I want to compare two matrices (elementwise) to check if they are identical. If two values are not identical, I want to signal this, e.g. set a flag to 1 or something like that.
Is it a good idea to use shared memory for the comparison? And how can I implement the “flag”?
No speed benefit gained from shared memory. Each element is exactly read once.
I propose to return either the Mean Square Error or the maximum error as a success metric, not just a flag. It is then up to the caller to determine whether or not the computation was successful (i.e. within bounds) or not.
I have now a variable device int flag = 0; defined outside my host code. I can read and write it from host code, but my kernel (which gets the variable as parameter) does not change the value.
No need for cudaMalloc. This code above is completeyl wrong…
__device__ int flag;
int initflag = 0;
cudaMemcpyToSymbol("flag", &initflag, sizeof(int), 0, cudaMemcpyHostToDevice);
The code above should be good enough to set from Host.

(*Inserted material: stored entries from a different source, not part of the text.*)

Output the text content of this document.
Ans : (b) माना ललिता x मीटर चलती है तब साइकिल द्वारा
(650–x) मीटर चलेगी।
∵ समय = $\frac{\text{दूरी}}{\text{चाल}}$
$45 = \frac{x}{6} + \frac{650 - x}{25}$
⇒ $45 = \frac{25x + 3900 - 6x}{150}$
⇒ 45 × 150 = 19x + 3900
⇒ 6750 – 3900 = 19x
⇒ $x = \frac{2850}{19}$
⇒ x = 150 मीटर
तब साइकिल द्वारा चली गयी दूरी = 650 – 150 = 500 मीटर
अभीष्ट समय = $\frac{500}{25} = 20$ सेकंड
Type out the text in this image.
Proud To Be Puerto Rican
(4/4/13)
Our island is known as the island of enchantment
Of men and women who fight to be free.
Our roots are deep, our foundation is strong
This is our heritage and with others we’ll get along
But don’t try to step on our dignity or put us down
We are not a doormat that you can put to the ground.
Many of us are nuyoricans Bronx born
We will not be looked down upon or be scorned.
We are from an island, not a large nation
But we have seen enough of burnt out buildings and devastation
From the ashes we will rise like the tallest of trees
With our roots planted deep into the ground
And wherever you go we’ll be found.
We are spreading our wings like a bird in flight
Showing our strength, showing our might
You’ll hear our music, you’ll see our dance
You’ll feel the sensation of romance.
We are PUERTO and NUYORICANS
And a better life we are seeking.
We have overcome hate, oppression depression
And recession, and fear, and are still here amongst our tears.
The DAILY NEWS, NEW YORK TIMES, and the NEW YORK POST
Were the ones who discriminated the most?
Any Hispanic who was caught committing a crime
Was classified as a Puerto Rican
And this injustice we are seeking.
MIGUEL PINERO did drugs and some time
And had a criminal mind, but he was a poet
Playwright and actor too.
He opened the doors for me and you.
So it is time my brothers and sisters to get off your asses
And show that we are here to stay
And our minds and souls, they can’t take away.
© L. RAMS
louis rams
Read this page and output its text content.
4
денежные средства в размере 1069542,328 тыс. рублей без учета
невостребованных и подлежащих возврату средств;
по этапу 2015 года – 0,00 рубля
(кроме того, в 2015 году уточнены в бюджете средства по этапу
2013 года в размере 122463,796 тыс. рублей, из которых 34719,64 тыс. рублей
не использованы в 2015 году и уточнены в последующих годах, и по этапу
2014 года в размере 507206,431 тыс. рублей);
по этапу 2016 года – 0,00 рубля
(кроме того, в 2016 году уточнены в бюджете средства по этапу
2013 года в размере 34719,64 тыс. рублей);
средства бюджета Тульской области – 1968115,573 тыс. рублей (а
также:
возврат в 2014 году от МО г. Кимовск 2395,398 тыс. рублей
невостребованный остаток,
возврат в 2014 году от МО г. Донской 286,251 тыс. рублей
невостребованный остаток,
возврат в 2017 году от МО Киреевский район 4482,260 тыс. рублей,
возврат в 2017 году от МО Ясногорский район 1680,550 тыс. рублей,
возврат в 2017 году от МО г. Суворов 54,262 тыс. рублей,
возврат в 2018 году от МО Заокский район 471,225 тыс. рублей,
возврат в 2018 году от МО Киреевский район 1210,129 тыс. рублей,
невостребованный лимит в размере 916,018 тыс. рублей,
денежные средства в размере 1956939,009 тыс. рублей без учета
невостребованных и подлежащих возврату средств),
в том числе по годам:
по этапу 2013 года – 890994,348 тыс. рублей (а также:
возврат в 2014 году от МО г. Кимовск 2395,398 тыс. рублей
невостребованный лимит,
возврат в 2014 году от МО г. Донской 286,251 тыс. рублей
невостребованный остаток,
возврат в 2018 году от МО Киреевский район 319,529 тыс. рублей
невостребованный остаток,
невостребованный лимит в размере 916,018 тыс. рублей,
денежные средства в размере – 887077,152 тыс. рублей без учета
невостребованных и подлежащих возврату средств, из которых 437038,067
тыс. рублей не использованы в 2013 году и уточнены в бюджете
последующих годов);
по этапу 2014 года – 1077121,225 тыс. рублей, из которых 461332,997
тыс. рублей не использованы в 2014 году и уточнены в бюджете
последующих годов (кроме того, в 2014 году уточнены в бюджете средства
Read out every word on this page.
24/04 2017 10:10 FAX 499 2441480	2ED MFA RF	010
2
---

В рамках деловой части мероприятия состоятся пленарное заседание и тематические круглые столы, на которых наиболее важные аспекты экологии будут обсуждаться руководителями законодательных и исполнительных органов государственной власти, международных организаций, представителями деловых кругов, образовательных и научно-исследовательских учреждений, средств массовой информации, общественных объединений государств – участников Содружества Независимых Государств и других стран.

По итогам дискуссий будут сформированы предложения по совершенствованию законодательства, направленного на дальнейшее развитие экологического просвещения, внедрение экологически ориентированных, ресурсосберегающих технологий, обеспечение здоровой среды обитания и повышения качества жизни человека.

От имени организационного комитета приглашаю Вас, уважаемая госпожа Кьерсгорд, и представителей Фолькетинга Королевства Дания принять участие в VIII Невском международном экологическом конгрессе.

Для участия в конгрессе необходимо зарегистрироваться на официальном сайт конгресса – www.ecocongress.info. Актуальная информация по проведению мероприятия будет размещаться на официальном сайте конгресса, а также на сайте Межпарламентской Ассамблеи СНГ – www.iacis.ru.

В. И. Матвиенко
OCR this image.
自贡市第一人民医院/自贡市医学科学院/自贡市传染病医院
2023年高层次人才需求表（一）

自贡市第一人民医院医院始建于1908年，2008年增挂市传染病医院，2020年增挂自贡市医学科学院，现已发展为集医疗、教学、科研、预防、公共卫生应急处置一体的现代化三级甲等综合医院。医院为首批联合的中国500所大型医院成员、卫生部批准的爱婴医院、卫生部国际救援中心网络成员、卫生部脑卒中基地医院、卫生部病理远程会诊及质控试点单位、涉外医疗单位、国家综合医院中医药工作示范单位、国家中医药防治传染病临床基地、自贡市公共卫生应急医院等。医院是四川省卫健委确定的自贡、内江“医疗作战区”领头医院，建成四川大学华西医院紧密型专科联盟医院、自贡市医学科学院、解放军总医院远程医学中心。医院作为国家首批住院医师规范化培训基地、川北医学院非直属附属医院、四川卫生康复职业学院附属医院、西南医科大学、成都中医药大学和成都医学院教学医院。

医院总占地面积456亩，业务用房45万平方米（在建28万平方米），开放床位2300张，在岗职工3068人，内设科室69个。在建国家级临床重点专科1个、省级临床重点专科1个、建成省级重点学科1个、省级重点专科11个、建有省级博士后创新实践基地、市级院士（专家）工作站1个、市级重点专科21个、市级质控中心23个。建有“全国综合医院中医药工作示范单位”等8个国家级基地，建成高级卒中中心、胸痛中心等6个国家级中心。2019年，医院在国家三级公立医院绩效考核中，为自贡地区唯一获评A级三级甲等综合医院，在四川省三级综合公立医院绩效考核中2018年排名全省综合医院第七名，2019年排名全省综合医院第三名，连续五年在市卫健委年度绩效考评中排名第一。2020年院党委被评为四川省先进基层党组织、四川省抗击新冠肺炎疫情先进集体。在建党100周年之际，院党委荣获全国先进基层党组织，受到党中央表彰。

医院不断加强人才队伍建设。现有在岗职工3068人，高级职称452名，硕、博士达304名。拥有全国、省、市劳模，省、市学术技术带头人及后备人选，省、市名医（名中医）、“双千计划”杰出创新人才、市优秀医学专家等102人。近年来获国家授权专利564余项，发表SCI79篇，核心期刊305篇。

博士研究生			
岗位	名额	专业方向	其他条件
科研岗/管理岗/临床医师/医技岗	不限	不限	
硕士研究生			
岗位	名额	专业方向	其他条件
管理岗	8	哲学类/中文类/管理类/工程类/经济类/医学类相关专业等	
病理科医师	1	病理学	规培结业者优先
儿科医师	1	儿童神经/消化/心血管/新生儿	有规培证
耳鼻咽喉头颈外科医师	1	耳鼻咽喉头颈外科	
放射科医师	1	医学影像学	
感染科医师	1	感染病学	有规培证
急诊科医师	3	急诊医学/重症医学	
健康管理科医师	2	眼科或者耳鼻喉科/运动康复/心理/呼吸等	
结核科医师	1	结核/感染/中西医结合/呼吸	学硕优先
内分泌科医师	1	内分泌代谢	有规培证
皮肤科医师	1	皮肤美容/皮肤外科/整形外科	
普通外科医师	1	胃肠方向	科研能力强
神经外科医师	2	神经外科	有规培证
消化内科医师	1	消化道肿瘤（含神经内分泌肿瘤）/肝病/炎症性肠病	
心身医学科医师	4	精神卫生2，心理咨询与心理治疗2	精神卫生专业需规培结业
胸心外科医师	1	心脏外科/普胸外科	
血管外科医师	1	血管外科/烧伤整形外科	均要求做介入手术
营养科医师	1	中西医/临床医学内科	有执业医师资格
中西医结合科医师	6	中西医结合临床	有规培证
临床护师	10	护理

Kernels can directly access the “flag” and set it.
You need to do a “cudaMemcpyFromSymbol” again in the host to see the value set by the kernel, in case u want to…
Also the data-direction argument looks funny for “cudaMemcpyToSymbol” – The “ToSymbol” itself means Host To Device… I dont know how the RT interprets it…Anyway…
funny, I’ve implemented the same routine, 'cause I wanted to check for errors within two matrices. The suggested way is how I did it too and it works perfectly.
Did you use cudaMemcpyFromSymbol to read out the flag in your host code?
[edit]
If you declared your flag variable as Sarnath showed you, it IS accessible by all kernels…
[/edit]